Giunti all’auto seguii la stessa procedura, ma stavolta decise che non potevo baciare i Suoi stivali, concedendomi di implorarLa di poterlo fare. Mentre pregavo in ginocchio accanto alla mia auto Lei, fumando, mi ricordava quanto fossi un fallito. Poi sputò a terra, e senza bisogno che proferisse parola mi piegai a leccare il suolo. Assaporando il sapore della Sua saliva misto all’asfalto e all’umiliazione.

Quando arrivammo al parcheggio dietro casa Sua sapevo che la serata sta ormai per concludersi. Come al solito non avevo “avuto” nulla, ma ai miei occhi è sempre un privilegio poter essere alle dipendenze della Signora. E poi il mio compito era di far passare una bella serata alla Signora, con il cazzo serrato nella CB proprio per evitare atteggiamenti inopportuni, qualora fossi stato così coglione da sperarci..

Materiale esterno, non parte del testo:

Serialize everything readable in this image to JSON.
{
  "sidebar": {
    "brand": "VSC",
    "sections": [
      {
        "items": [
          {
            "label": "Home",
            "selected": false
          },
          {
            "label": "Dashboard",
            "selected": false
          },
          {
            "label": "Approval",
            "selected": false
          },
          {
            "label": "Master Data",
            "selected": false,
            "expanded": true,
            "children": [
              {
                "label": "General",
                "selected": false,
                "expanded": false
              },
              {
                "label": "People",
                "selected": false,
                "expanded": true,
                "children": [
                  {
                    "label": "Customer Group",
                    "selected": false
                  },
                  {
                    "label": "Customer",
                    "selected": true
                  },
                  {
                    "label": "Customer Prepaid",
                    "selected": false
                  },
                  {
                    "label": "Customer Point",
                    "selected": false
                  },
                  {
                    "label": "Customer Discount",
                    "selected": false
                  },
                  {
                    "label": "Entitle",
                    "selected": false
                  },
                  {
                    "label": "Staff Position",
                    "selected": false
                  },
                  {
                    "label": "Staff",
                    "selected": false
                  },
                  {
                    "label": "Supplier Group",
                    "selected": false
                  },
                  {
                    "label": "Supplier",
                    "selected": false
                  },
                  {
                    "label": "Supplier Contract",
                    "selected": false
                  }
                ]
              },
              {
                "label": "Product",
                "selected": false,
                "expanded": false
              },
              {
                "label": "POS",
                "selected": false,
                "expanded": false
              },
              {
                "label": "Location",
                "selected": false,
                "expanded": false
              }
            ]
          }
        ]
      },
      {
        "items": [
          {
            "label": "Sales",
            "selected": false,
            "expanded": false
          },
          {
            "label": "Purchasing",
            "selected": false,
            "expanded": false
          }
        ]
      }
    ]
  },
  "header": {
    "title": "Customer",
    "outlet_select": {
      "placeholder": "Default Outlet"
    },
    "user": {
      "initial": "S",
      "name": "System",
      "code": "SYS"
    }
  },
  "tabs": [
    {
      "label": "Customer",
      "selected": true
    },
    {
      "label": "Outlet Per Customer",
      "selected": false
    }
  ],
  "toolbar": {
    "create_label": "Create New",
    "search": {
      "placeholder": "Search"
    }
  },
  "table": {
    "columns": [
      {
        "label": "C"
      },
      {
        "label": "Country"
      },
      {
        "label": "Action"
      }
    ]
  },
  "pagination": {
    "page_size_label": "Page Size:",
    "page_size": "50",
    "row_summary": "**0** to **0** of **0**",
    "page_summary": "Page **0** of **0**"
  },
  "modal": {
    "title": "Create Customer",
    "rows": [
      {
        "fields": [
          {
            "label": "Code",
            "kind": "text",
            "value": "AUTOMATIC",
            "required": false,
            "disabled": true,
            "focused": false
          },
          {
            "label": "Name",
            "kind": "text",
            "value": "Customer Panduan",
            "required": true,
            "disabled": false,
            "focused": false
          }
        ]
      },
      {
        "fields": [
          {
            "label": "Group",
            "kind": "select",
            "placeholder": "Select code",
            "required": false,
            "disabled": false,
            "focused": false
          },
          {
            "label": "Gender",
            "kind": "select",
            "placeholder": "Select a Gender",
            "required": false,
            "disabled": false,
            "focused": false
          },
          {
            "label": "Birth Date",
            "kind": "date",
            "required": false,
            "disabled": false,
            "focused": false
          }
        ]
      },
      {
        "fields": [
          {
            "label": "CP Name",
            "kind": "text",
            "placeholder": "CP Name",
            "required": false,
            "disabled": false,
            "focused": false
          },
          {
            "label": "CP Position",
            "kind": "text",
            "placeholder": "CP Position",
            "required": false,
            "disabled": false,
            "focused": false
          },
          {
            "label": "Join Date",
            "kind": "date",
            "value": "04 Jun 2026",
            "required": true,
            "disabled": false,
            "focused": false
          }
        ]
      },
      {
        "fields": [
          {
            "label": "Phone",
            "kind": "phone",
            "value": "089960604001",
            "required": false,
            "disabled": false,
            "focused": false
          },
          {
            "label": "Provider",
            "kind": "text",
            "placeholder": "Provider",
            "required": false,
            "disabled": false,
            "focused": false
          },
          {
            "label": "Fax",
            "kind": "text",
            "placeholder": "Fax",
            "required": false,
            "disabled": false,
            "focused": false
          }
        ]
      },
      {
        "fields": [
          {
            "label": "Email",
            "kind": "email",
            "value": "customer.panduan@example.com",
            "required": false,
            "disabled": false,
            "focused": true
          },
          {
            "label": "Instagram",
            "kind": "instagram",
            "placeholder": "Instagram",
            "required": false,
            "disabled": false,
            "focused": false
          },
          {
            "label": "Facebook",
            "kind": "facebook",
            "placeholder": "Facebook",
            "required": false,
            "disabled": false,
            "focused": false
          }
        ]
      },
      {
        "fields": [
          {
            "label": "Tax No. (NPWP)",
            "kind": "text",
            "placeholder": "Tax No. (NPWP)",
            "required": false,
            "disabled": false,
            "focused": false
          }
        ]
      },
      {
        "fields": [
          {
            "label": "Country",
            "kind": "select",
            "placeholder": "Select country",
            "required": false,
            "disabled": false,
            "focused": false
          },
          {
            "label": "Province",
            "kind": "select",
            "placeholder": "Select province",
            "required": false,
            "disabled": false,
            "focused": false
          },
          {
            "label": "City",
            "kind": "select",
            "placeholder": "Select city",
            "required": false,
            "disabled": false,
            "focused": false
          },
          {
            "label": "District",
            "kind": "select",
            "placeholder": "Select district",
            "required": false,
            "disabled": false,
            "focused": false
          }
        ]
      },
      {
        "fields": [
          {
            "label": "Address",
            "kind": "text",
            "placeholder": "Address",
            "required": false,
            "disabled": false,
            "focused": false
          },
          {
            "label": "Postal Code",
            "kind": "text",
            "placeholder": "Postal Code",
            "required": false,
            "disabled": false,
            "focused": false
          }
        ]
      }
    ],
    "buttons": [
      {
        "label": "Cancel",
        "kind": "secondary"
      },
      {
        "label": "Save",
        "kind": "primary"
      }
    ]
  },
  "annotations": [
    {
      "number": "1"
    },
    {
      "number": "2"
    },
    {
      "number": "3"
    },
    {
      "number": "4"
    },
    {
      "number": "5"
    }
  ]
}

“La CB la tieni tutta notte, e mi mandi una foto ogni ora tanto non credo che dormirai molto… Se vuoi avere una minima opportunità di essere usato ancora non ti segare. Lo farai domani mattina senza togliere la CB e mi farai vedere come mangi tutto”.

“Ora lecca bene le suole dei miei stivali. E ringrazia che te lo permetta.”

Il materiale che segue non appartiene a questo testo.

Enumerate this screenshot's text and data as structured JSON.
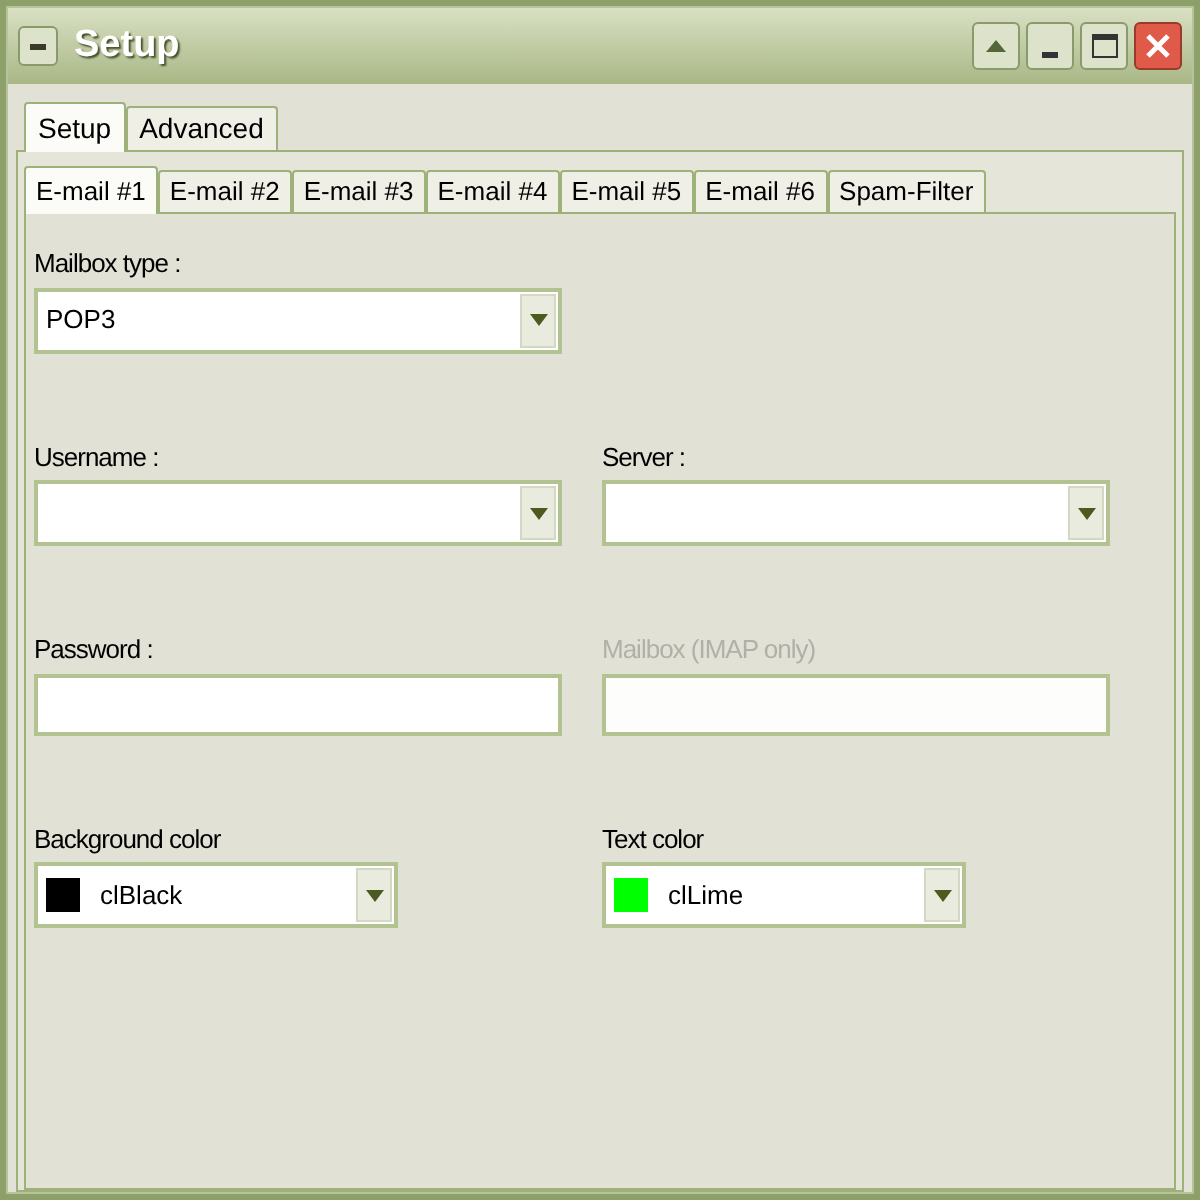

Estremamente felice per quella che era per me un dono, ringraziai mentre la mia lingua diventava sempre più nera. Mentre leccavo le Sue suole si fumava una sigaretta, gettandomi la cenere in bocca. Non sorrideva del Suo potere, era naturale la subalternità maschile per Lei. Probabilmente stava inviando qualche messaggio a qualche amica, come avrebbe fatto a casa sul divano in un contesto normalissimo. E questo mi mandava fuori di testa ogni volta.

Finita la sigaretta la spagne a terra e me la caccia in bocca. Si asciuga le suole sulla mia camicia bianchissima e sparisce nel buio lasciandomi in ginocchio sull’asfalto con la bocca impastata di sporcizia.